"I'm comfortable. I have no issues with any structure," Nadella
said at a Bloomberg News event on the sidelines of the World
Economic Forum's annual meeting in Davos.
The surprise November dismissal of OpenAI's CEO Sam Altman over
an alleged communication breakdown triggered a crisis at the
startup behind ChatGPT, in which employees threatened to resign
en masse and go work for Microsoft, which is backing OpenAI with
billions of dollars.
OpenAI's board, charged with protecting the startup non-profit's
mission to develop powerful artificial intelligence that
benefits humanity, ultimately restored Altman days later.
Microsoft has since secured a non-voting observer position on
the OpenAI board.
Competition authorities in Europe, Britain and reportedly the
United States have started looking closely at the Microsoft-OpenAI
relationship.

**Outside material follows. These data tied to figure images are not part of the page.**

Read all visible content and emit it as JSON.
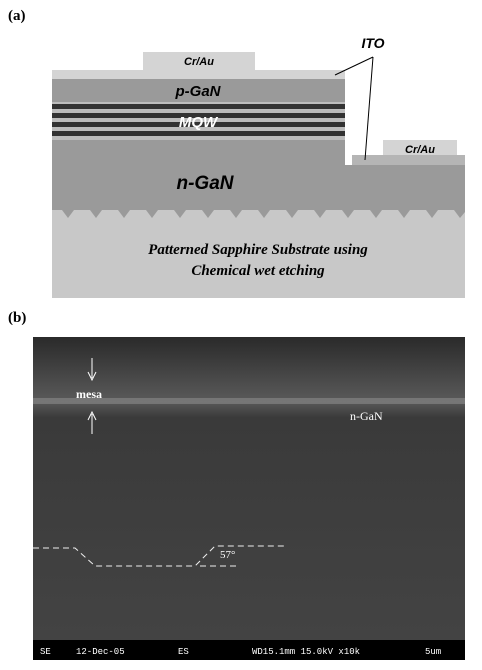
{
  "panel_a": {
    "label": "(a)",
    "pad_left": "Cr/Au",
    "ito": "ITO",
    "p_layer": "p-GaN",
    "mqw": "MQW",
    "n_layer": "n-GaN",
    "pad_right": "Cr/Au",
    "substrate_line1": "Patterned Sapphire Substrate using",
    "substrate_line2": "Chemical wet etching"
  },
  "panel_b": {
    "label": "(b)",
    "mesa": "mesa",
    "n_layer": "n-GaN",
    "angle": "57°",
    "info_bar": [
      "SE",
      "12-Dec-05",
      "ES",
      "WD15.1mm 15.0kV x10k",
      "5um"
    ]
  }
}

Their agreement guarantees the Windows maker large
chunks of the startup's profits depending on certain conditions,
a person briefed on the terms has said.
According to Nadella, the fact that Microsoft does not fully own
OpenAI distinguished their deal in a pro-competitive way.
"Partnerships is one avenue of, in fact, having competition," he
said.
Microsoft's investments in computing power and years-old bet on
OpenAI before its ChatGPT fame, Nadella said, were a "highly
risky bet" and "not all conventional wisdom".